El coautor del estudio, Jim Pfaus, comenta la posibilidad (plausible) de que estos dos factores, deseo y amor, no coincidieran. Los responsables de la investigación se dieron cuenta de este ‘match’, lógico a ojos del profano, cuando hicieron que los sujetos miraran fotografías de sus seres queridos e imágenes subidas de tono; y aunque es ciertamente creepy que un bukake pueda encender las mismas luces que la foto de tu madre besándote en la mejilla frente a la tarta de tu cuarto cumpleaños, la ciencia es la ciencia. Puede que nos guste contradecirla, pero al final siempre tiene las de ganar en las conclusiones que transformarán nuestra vida y nuestra forma de ligar.
‘Dichosos los ojos que encumbran su belleza, señorita, a mi ser desangelado le fenecen las fuerzas’ podría transformarse en: ‘Mis niveles de epinefrina escalan posiciones, procedo a subsumir mis sinapsis por usted’.
¿Pero dónde está escondido el amor?
Hay truco. El estudio de la universidad de Concordia se centra en dos partes de nuestro cerebro para trazar este mapa maravilloso desprovisto de toda elaboración simbólica (cartas, glosas, hincado de rodilla en la tierra, cásese conmigo, siempre voy peinado): el núcleo estriado y la ínsula. Con una salvedad: el deseo sexual y el amor estimulan estas dos áreas, pero no así las neuronas implicadas en ambos procesos.

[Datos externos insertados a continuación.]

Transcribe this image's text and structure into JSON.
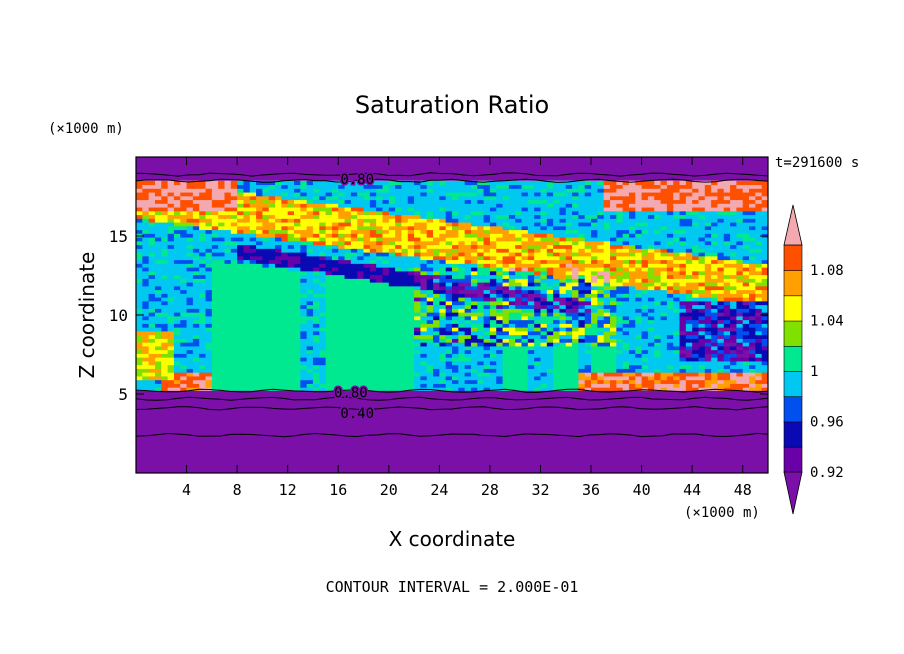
{
  "chart_data": {
    "type": "heatmap",
    "title": "Saturation Ratio",
    "xlabel": "X coordinate",
    "ylabel": "Z coordinate",
    "x_unit": "(×1000 m)",
    "y_unit": "(×1000 m)",
    "time_label": "t=291600 s",
    "footer": "CONTOUR INTERVAL = 2.000E-01",
    "xlim": [
      0,
      50
    ],
    "ylim": [
      0,
      20
    ],
    "x_ticks": [
      4,
      8,
      12,
      16,
      20,
      24,
      28,
      32,
      36,
      40,
      44,
      48
    ],
    "y_ticks": [
      5,
      10,
      15
    ],
    "contour_labels": [
      {
        "text": "0.80",
        "x": 17.5,
        "z": 18.6
      },
      {
        "text": "0.80",
        "x": 17.0,
        "z": 5.1
      },
      {
        "text": "0.40",
        "x": 17.5,
        "z": 3.8
      }
    ],
    "colorbar": {
      "levels": [
        0.92,
        0.94,
        0.96,
        0.98,
        1.0,
        1.02,
        1.04,
        1.06,
        1.08,
        1.1
      ],
      "tick_labels": [
        "0.92",
        "0.96",
        "1",
        "1.04",
        "1.08"
      ],
      "tick_values": [
        0.92,
        0.96,
        1.0,
        1.04,
        1.08
      ],
      "colors": [
        "#7a10a8",
        "#6a00a8",
        "#0a0ab4",
        "#0050f0",
        "#00c8f0",
        "#00e890",
        "#80e000",
        "#ffff00",
        "#ffa000",
        "#ff5000",
        "#f00000",
        "#f4a8b0"
      ],
      "extend": "both"
    },
    "regions": {
      "upper_layer_z": [
        18.5,
        20
      ],
      "cloud_layer_z": [
        5.2,
        18.5
      ],
      "lower_layer_z": [
        0,
        5.2
      ],
      "upper_value": 0.8,
      "lower_value": 0.4
    }
  }
}
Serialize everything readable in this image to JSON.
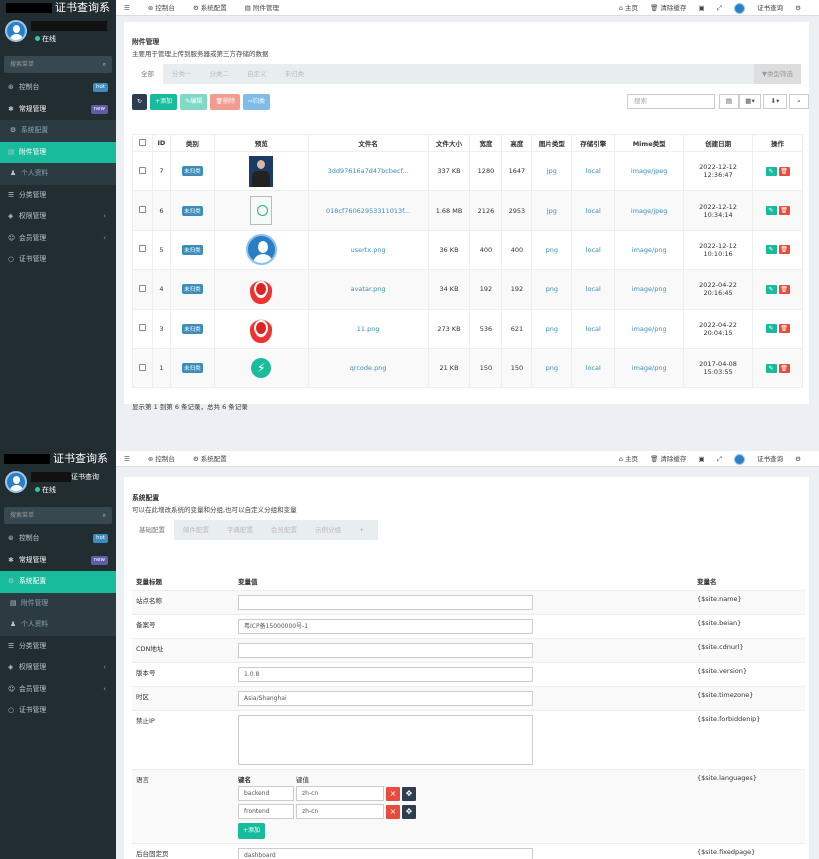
{
  "common": {
    "site_suffix": "证书查询系",
    "online": "在线",
    "search_placeholder": "搜索菜单",
    "user_suffix": "证书查询",
    "menu": [
      {
        "label": "控制台",
        "icon": "⊛",
        "badge": "hot",
        "badge_color": "#3c8dbc"
      },
      {
        "label": "常规管理",
        "icon": "✱",
        "badge": "new",
        "badge_color": "#605ca8"
      },
      {
        "label": "系统配置",
        "icon": "⚙"
      },
      {
        "label": "附件管理",
        "icon": "▤"
      },
      {
        "label": "个人资料",
        "icon": "♟"
      },
      {
        "label": "分类管理",
        "icon": "☰"
      },
      {
        "label": "权限管理",
        "icon": "◈"
      },
      {
        "label": "会员管理",
        "icon": "☺"
      },
      {
        "label": "证书管理",
        "icon": "○"
      }
    ],
    "top_home": "主页",
    "top_clear": "清除缓存",
    "top_user": "证书查询"
  },
  "pane1": {
    "top_tabs": [
      "控制台",
      "系统配置",
      "附件管理"
    ],
    "title": "附件管理",
    "desc": "主要用于管理上传到服务器或第三方存储的数据",
    "tabs": [
      "全部",
      "分类一",
      "分类二",
      "自定义",
      "未归类"
    ],
    "filter": "▼类型筛选",
    "buttons": {
      "add": "+添加",
      "edit": "✎编辑",
      "del": "🗑删除",
      "classify": "⇨归类"
    },
    "search_placeholder": "搜索",
    "headers": [
      "ID",
      "类别",
      "预览",
      "文件名",
      "文件大小",
      "宽度",
      "高度",
      "图片类型",
      "存储引擎",
      "Mime类型",
      "创建日期",
      "操作"
    ],
    "rows": [
      {
        "id": "7",
        "cat": "未归类",
        "file": "3dd97616a7d47bcbecf...",
        "size": "337 KB",
        "w": "1280",
        "h": "1647",
        "type": "jpg",
        "store": "local",
        "mime": "image/jpeg",
        "date": "2022-12-12 12:36:47",
        "preview": "photo"
      },
      {
        "id": "6",
        "cat": "未归类",
        "file": "018cf76062953311013f...",
        "size": "1.68 MB",
        "w": "2126",
        "h": "2953",
        "type": "jpg",
        "store": "local",
        "mime": "image/jpeg",
        "date": "2022-12-12 10:34:14",
        "preview": "cert"
      },
      {
        "id": "5",
        "cat": "未归类",
        "file": "usertx.png",
        "size": "36 KB",
        "w": "400",
        "h": "400",
        "type": "png",
        "store": "local",
        "mime": "image/png",
        "date": "2022-12-12 10:10:16",
        "preview": "user"
      },
      {
        "id": "4",
        "cat": "未归类",
        "file": "avatar.png",
        "size": "34 KB",
        "w": "192",
        "h": "192",
        "type": "png",
        "store": "local",
        "mime": "image/png",
        "date": "2022-04-22 20:16:45",
        "preview": "fire"
      },
      {
        "id": "3",
        "cat": "未归类",
        "file": "11.png",
        "size": "273 KB",
        "w": "536",
        "h": "621",
        "type": "png",
        "store": "local",
        "mime": "image/png",
        "date": "2022-04-22 20:04:15",
        "preview": "fire"
      },
      {
        "id": "1",
        "cat": "未归类",
        "file": "qrcode.png",
        "size": "21 KB",
        "w": "150",
        "h": "150",
        "type": "png",
        "store": "local",
        "mime": "image/png",
        "date": "2017-04-08 15:03:55",
        "preview": "qr"
      }
    ],
    "footer": "显示第 1 到第 6 条记录，总共 6 条记录"
  },
  "pane2": {
    "top_tabs": [
      "控制台",
      "系统配置"
    ],
    "title": "系统配置",
    "desc": "可以在此增改系统的变量和分组,也可以自定义分组和变量",
    "tabs": [
      "基础配置",
      "邮件配置",
      "字典配置",
      "会员配置",
      "示例分组",
      "+"
    ],
    "headers": [
      "变量标题",
      "变量值",
      "变量名"
    ],
    "rows": [
      {
        "label": "站点名称",
        "value": "",
        "var": "{$site.name}"
      },
      {
        "label": "备案号",
        "value": "粤ICP备15000000号-1",
        "var": "{$site.beian}"
      },
      {
        "label": "CDN地址",
        "value": "",
        "var": "{$site.cdnurl}"
      },
      {
        "label": "版本号",
        "value": "1.0.8",
        "var": "{$site.version}"
      },
      {
        "label": "时区",
        "value": "Asia/Shanghai",
        "var": "{$site.timezone}"
      },
      {
        "label": "禁止IP",
        "value": "",
        "var": "{$site.forbiddenip}"
      },
      {
        "label": "语言",
        "value": "",
        "var": "{$site.languages}"
      },
      {
        "label": "后台固定页",
        "value": "dashboard",
        "var": "{$site.fixedpage}"
      }
    ],
    "lang_key_header": "键名",
    "lang_val_header": "键值",
    "langs": [
      {
        "k": "backend",
        "v": "zh-cn"
      },
      {
        "k": "frontend",
        "v": "zh-cn"
      }
    ],
    "add_label": "+添加"
  }
}
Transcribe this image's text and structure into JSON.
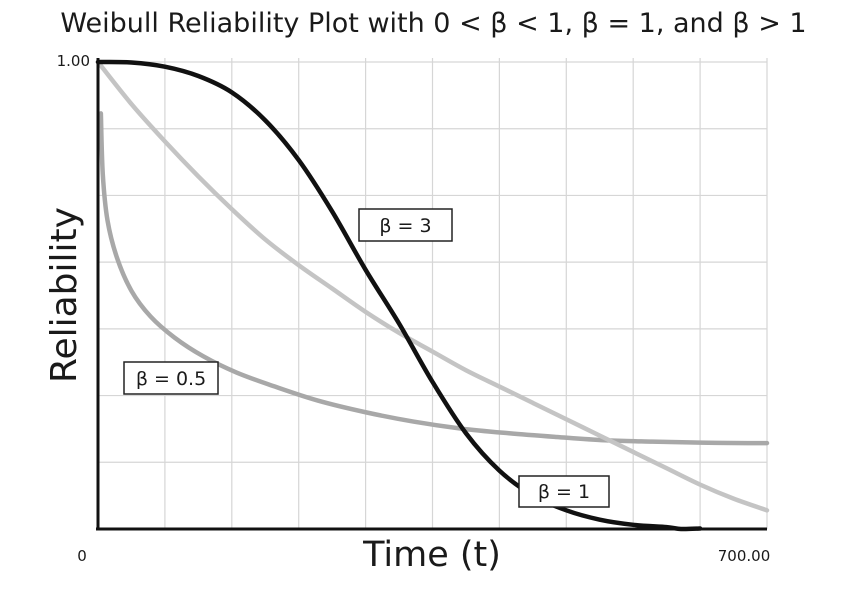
{
  "chart_data": {
    "type": "line",
    "title": "Weibull Reliability Plot with 0 < β < 1, β = 1, and β > 1",
    "xlabel": "Time (t)",
    "ylabel": "Reliability",
    "xlim": [
      0,
      700
    ],
    "ylim": [
      0,
      1
    ],
    "x_tick_labels": [
      "0",
      "700.00"
    ],
    "y_tick_labels": [
      "1.00"
    ],
    "grid": true,
    "series": [
      {
        "name": "β = 3",
        "color": "#111111",
        "x": [
          0,
          35,
          70,
          105,
          140,
          175,
          210,
          245,
          280,
          315,
          350,
          385,
          420,
          455,
          490,
          525,
          560,
          595,
          630,
          610
        ],
        "y": [
          1.0,
          0.999,
          0.99,
          0.97,
          0.935,
          0.875,
          0.79,
          0.68,
          0.555,
          0.44,
          0.315,
          0.205,
          0.125,
          0.072,
          0.04,
          0.02,
          0.009,
          0.004,
          0.001,
          0.0
        ]
      },
      {
        "name": "β = 1",
        "color": "#c4c4c4",
        "x": [
          0,
          35,
          70,
          105,
          140,
          175,
          210,
          245,
          280,
          315,
          350,
          385,
          420,
          455,
          490,
          525,
          560,
          595,
          630,
          665,
          700
        ],
        "y": [
          1.0,
          0.91,
          0.83,
          0.755,
          0.685,
          0.62,
          0.565,
          0.515,
          0.465,
          0.42,
          0.38,
          0.34,
          0.305,
          0.27,
          0.235,
          0.2,
          0.165,
          0.13,
          0.095,
          0.065,
          0.04
        ]
      },
      {
        "name": "β = 0.5",
        "color": "#a8a8a8",
        "x": [
          3,
          5,
          10,
          20,
          35,
          55,
          80,
          110,
          145,
          185,
          230,
          280,
          330,
          380,
          430,
          480,
          530,
          580,
          630,
          680,
          700
        ],
        "y": [
          0.89,
          0.76,
          0.66,
          0.58,
          0.51,
          0.455,
          0.41,
          0.37,
          0.335,
          0.305,
          0.275,
          0.25,
          0.23,
          0.215,
          0.205,
          0.197,
          0.19,
          0.187,
          0.185,
          0.184,
          0.184
        ]
      }
    ],
    "annotations": [
      "β = 3",
      "β = 0.5",
      "β = 1"
    ]
  }
}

La zona que estimula el deseo sexual es la misma que se pone en marcha con los inputs o estímulos que nos producen placer instintivo, mientras que con el amor hay algo de trampa: la zona del cerebro vinculada al sentimiento amoroso sufre de condicionamiento, nuestro cerebro le atribuye un valor, así que instintivamente (o químicamente) le damos carta de naturaleza y peso. Ambas emociones se procesan en un rincón distinto del núcleo estriado. Así que hay veces que el cerebro no quiere que tu deseo sea solo deseo y le da una nueva casa; y una fuerte y robusta, una casa seria, con autoridad. En fin, por eso no puedes acostarte con tu madre, te lo tengo dicho.

Otra de las conclusiones más interesantes del estudio es para los que defienden que el ser humano no está hecho para querer a una sola persona, excusa muy a mano cuando en una noche desenfrenada le has puesto la cornamenta a tu pareja. Al parecer, cuando el cerebro activa la palanca del amor también pone unos cuantos contrafuertes y muchas veces cose un sentimiento a otro: la monogamia. Pfaus sentencia sobre nuestra adicción ‘cerebral’ a alguien. El amor, parece decir, es una costumbre que hace que nuestro cerebro se enganche, y por eso esa misma zona del cerebro levanta la manita con el tema de las drogas. En ambos casos, es un hábito (amor y drogas) que el cerebro vincula con la recompensa.